2. The 592.15 hectares of submerged areas of Manila Bay remain inalienable natural
resources of the public domain until classified as alienable or disposable lands open to
disposition and declared no longer needed for public service. The government can make
such classification and declaration only after PEA has reclaimed these submerged
areas. Only then can these lands qualify as agricultural lands of the public domain,
which are the only natural resources the government can alienate. In their present state,
the 592.15 hectares of submerged areas are inalienable and outside the commerce of
man.

3. Since the Amended JVA seeks to transfer to AMARI, a private corporation, ownership
of 77.34 hectares110 of the Freedom Islands, such transfer is void for being contrary to
Section 3, Article XII of the 1987 Constitution which prohibits private corporations from
acquiring any kind of alienable land of the public domain.

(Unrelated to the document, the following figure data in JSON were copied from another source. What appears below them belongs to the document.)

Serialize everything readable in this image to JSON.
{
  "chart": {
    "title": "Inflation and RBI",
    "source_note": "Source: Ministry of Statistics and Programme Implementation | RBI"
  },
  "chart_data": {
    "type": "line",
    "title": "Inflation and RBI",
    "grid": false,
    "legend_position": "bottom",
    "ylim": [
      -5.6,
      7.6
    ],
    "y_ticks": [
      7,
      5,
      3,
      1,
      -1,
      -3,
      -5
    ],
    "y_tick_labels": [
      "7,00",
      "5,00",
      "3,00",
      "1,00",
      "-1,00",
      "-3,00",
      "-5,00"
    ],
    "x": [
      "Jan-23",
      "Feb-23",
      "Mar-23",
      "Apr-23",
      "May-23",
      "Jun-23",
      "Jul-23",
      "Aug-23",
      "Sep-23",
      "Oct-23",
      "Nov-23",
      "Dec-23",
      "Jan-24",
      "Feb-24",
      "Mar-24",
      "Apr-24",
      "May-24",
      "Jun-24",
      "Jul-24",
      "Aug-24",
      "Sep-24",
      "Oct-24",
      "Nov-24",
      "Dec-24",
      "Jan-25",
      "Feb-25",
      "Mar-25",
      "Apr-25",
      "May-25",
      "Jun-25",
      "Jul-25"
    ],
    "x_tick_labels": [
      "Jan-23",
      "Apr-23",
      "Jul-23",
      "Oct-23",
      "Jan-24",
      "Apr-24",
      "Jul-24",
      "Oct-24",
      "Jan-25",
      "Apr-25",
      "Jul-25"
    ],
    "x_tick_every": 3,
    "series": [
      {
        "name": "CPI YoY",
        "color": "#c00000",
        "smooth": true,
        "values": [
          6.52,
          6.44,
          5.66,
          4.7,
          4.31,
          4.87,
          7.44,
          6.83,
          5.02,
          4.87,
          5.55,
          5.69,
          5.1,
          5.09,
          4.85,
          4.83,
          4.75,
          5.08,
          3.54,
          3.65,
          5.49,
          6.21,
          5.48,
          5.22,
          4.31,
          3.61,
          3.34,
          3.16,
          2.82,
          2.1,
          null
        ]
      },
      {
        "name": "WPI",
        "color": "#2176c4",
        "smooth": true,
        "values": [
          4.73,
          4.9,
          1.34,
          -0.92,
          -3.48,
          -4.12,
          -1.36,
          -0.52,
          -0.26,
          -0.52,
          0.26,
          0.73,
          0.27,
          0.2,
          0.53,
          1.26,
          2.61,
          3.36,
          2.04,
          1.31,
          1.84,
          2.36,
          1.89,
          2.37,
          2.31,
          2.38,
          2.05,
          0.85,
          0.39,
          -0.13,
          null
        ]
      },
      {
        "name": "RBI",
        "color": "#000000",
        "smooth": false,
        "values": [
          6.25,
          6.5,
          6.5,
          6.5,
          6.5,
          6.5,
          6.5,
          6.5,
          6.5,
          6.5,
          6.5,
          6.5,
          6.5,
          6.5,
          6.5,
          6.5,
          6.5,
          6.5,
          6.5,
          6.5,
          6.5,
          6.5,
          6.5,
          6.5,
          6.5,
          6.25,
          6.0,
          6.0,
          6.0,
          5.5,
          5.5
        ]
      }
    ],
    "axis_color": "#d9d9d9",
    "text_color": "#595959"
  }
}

4. Since the Amended JVA also seeks to transfer to AMARI ownership of 290.156
hectares111 of still submerged areas of Manila Bay, such transfer is void for being
contrary to Section 2, Article XII of the 1987 Constitution which prohibits the alienation of
natural resources other than agricultural lands of the public domain.

PEA may reclaim these submerged areas. Thereafter, the government can classify the
reclaimed lands as alienable or disposable, and further declare them no longer needed
for public service. Still, the transfer of such reclaimed alienable lands of the public
domain to AMARI will be void in view of Section 3, Article XII of the 1987Constitution
which prohibits private corporations from acquiring any kind of alienable land of the
public domain.

8. Villarico vs. Sarmiento, November 11, 2004

FACTS:

Spouses Villarico sought for the confirmation of title over a parcel of land to which they
allege that they absolutely own the land.  This was opposed to by a person who posed
himself also to be the rightful owner of the land, as well as by the Director of Forestry
who said that the subject land is part of forest  land  and  may  not  be  appropriated.   
Trial  and  appellate  court dismissed application of petitioners.

ISSUE:
Whether or not the plaintiff-appellant has acquired a right of way over the land of the
government which is between his property and the ninoy aquino avenue.

RULING:
There  has  been  no  showing  that  a  declassification  has  been  made  of  the land  in 
question  as  disposable  or  alienable.    And  the  record  indeed disclosed  that 
applicants  have  not  introduced  any  evidence  which  would have led the court a quo
to rule otherwise.

Forest lands cannot be owned by private persons.  Possession thereof, no matter  how 
long  doesn’t  ripen  to  a  registrable  title.    The  adverse possession which may be the
basis of a grant or title or confirmation of an imperfect title refers only to alienable or
disposable portions of the public domain.